The rejection by her peers, her grandparents, and her own biological mother resulted in an entire network of failed connections, and thus the need for complex coping skills emerged. In response to being treated poorly and not being cared about, Aileen externalized these feelings of herself in the way that she began to treat other people. For instance, when it was realized that nobody would take care of her, Aileen’s primary concern became taking care of herself (Arrigo & Griffin, 2004). This could explain aspects of her egocentrism personality and lack of remorse for stealing from others. Aileen prioritized her own well-being above all others, and viewed the world as a hostile and dangerous place, because that was what her earliest childhood experiences of it had been. With that view in mind, she might have mentally detached from her physical self and objectified her body as a making money tool. This can be seen when she was able to “disassociate herself from her body; to blank off emotions” when she started selling herself to peers in exchange for money and cigarettes (Russell, 1992, p. 13).
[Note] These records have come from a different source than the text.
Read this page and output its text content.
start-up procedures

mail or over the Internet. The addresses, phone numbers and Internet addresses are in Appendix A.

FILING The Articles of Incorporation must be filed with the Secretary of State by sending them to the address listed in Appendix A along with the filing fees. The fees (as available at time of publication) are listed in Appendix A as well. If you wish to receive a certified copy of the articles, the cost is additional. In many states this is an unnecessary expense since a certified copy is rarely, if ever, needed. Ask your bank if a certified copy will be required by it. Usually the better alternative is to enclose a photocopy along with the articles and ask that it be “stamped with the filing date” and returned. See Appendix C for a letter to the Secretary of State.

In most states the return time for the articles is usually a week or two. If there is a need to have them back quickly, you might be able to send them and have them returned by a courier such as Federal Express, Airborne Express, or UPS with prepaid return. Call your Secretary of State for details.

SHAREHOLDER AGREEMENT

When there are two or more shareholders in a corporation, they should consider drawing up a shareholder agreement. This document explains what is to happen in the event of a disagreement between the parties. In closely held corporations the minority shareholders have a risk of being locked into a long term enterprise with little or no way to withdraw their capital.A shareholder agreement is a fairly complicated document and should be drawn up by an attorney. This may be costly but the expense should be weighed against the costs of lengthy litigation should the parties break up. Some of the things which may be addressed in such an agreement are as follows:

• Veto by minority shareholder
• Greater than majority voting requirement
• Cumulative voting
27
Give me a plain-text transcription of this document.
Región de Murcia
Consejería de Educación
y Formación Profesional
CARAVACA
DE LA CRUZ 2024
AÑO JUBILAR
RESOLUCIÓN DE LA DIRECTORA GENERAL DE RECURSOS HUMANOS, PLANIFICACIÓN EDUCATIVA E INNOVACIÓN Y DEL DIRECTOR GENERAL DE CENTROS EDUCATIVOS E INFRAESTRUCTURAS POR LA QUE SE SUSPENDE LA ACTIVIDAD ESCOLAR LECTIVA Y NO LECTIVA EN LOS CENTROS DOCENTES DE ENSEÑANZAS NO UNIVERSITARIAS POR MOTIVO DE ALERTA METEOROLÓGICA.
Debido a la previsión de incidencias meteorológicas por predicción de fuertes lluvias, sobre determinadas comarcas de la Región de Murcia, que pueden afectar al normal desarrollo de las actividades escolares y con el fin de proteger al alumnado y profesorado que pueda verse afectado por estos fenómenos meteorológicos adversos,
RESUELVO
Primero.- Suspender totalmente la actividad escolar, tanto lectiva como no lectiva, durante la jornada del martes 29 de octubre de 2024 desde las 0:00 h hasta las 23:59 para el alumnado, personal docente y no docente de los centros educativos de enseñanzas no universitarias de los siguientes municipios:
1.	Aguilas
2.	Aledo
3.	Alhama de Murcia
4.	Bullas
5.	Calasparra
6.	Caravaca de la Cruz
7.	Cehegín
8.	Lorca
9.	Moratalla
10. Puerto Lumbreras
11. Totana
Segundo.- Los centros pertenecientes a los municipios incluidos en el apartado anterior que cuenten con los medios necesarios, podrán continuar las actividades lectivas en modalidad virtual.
Aileen was born into a divorced household where her mother abandoned her and left her under the care of her grandparents. However, Aileen was severely abused by her grandfather, while her grandmother turned a blind eye to the constant abuse, and emotionally neglected her granddaughter (Arrigo & Griffin, 2004). Erikson argued that the quality of the primary caregiver- infant relationship (in this case, between Aileen and her mother) plays an important role in the resolution of this crisis (Swartz et al. , 2008). It is plausible that in the absence of mother’s care and a conflictual home environment, it may have posed a threat to Aileen’s ability to resolve the trust versus mistrust developmental crisis. More specifically, with the absence of basic sense of trust in the self and the world, she might have internalized messages of viewing herself as worthless and unlovable; an object of abuse, rather than a whole person deserving of love.